The goal was to validate the tool’s use as a potential measure in future appropriately controlled trials. The pilot study involved 45 Sjögren’s patients (91.1% women) at three care reference centers. All completed the ESSPRI questionnaires at the study’s entry and final visit, and daily assessments on the PEPSS app over three months.

While symptom intensity remained stable for most individual symptoms, and for the total ESSPRI score between the first and final assessment, median daily symptom variability ranged between 0.5 to 0.8 points across the different symptoms measured.

“This magnitude corresponds to more than half of the minimal clinically important difference for the ESSPRI score,” wrote the researchers, who said the results confirmed that the web-based assessment tool could “detect symptom fluctuations of a magnitude that may be clinically relevant.”

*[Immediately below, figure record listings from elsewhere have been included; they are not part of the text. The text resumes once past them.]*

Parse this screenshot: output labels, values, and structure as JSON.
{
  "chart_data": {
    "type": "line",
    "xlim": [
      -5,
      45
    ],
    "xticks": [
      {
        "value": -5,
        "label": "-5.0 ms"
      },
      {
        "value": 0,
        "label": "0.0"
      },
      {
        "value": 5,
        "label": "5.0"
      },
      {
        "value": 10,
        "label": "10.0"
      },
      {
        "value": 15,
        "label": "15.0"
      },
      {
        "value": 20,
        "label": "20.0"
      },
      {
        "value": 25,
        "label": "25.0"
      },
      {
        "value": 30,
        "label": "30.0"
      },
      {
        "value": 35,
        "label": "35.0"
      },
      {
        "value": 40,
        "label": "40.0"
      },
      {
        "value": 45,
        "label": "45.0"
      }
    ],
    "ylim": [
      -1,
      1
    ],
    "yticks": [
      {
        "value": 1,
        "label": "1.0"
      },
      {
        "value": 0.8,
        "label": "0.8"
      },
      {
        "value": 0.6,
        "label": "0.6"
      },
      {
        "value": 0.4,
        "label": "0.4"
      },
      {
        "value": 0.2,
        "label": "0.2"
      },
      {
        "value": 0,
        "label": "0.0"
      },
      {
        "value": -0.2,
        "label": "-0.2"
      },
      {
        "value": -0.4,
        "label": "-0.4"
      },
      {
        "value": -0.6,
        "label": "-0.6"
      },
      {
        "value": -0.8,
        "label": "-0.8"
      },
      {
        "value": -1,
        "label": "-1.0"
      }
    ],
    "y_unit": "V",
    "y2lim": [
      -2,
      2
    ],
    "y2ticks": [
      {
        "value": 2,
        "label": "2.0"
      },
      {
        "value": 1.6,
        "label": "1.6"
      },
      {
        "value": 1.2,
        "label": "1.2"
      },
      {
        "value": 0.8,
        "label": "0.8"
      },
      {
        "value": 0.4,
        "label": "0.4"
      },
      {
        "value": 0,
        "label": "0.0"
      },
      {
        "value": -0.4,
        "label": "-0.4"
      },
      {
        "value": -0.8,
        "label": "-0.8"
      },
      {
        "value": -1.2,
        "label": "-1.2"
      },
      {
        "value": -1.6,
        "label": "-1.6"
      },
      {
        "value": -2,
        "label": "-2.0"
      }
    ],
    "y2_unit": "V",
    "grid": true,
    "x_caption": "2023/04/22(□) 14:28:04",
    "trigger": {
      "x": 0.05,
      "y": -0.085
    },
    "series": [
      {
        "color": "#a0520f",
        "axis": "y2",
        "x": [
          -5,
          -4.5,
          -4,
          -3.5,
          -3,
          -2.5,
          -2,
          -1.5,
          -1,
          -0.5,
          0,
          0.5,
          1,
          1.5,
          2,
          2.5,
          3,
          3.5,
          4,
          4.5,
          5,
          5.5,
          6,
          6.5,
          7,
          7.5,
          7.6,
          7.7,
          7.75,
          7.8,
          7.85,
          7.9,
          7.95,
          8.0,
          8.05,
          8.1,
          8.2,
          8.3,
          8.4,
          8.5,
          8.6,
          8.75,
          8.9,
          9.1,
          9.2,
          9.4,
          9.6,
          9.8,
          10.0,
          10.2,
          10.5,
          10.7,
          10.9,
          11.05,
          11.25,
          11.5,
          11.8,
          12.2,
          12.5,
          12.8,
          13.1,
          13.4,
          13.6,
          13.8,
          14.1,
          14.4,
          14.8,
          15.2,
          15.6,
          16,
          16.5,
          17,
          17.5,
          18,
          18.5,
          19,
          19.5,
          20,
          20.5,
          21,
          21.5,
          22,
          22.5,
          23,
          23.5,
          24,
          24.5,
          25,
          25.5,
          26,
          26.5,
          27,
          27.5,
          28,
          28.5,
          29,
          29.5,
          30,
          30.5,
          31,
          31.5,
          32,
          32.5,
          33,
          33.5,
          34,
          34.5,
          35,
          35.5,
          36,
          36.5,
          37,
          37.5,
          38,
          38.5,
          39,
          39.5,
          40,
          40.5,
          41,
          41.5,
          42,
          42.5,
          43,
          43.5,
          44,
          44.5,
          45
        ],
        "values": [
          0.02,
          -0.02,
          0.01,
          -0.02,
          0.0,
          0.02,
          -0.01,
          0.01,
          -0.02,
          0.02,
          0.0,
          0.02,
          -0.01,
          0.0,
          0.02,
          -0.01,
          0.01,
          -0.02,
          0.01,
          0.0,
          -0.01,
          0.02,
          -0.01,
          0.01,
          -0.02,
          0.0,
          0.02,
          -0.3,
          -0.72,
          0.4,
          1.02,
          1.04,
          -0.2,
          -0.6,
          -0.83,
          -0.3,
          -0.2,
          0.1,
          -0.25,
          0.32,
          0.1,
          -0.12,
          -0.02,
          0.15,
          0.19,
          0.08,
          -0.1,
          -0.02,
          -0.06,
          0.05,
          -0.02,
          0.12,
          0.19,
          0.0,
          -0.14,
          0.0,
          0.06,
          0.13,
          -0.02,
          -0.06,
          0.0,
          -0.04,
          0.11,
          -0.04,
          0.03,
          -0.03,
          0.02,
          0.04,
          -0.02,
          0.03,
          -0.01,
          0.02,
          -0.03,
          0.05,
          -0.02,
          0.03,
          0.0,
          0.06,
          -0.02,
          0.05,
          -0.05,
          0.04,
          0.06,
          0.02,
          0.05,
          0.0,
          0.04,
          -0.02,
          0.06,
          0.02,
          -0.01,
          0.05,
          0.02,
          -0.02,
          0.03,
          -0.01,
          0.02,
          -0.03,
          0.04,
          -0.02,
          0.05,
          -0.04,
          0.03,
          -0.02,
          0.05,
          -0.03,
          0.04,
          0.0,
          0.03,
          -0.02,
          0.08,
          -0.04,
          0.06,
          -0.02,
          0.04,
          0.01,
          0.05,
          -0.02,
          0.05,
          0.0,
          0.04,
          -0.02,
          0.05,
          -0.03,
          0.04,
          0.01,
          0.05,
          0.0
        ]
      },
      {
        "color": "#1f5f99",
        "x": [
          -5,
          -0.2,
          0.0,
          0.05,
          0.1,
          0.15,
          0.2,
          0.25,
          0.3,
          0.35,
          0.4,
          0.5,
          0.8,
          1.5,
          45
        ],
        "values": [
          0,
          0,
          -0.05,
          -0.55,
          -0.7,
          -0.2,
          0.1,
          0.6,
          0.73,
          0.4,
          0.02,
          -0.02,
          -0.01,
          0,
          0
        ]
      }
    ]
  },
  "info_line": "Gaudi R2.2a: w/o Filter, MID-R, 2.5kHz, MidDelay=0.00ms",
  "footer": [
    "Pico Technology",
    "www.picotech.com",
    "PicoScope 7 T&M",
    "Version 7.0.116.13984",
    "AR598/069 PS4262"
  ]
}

When they compared the predicted value of symptom intensity at three months, based on the new digital tool, to the actual value of the ESSPRI questionnaires given at the last hospital visit, they found clinically meaningful differences. Particularly, the predicted value for all evaluated scales of the digital tool was generally smaller, indicating less symptom severity, than that obtained with the standard questionnaire.

A more sensitive measure

This indicates the web-based assessment tool favored periods of lower symptom intensity in the final result, potentially making it better for determining if symptoms have diminished.

“Having a tool that is more sensitive to periods of symptom improvement can be potentially valuable in the specific context of placebo-controlled therapeutic trials comparing PROs, by mitigating the impact of extreme values likely to be influenced by [potentially influencing] factors,” the researchers wrote.

There was a good patient adherence to the app, with 83.3% completing all symptom assessments, and its usability was rated as excellent. Most participants (77.8%) said they’d be willing to continue with the app, which researchers felt was noteworthy for its potential use in future trials.

“By capturing daily variations in symptom intensity, this tool has the potential to provide a more sensitive assessment of symptom changes and may contribute to the demonstration of effectiveness of therapeutic interventions in the specific context of [Sjögren’s disease],” the researchers wrote. “This constitutes only a first step towards the validation of PROs based on longitudinal data, whose properties will need to be demonstrated as superior to those of validated cross-sectional assessments.”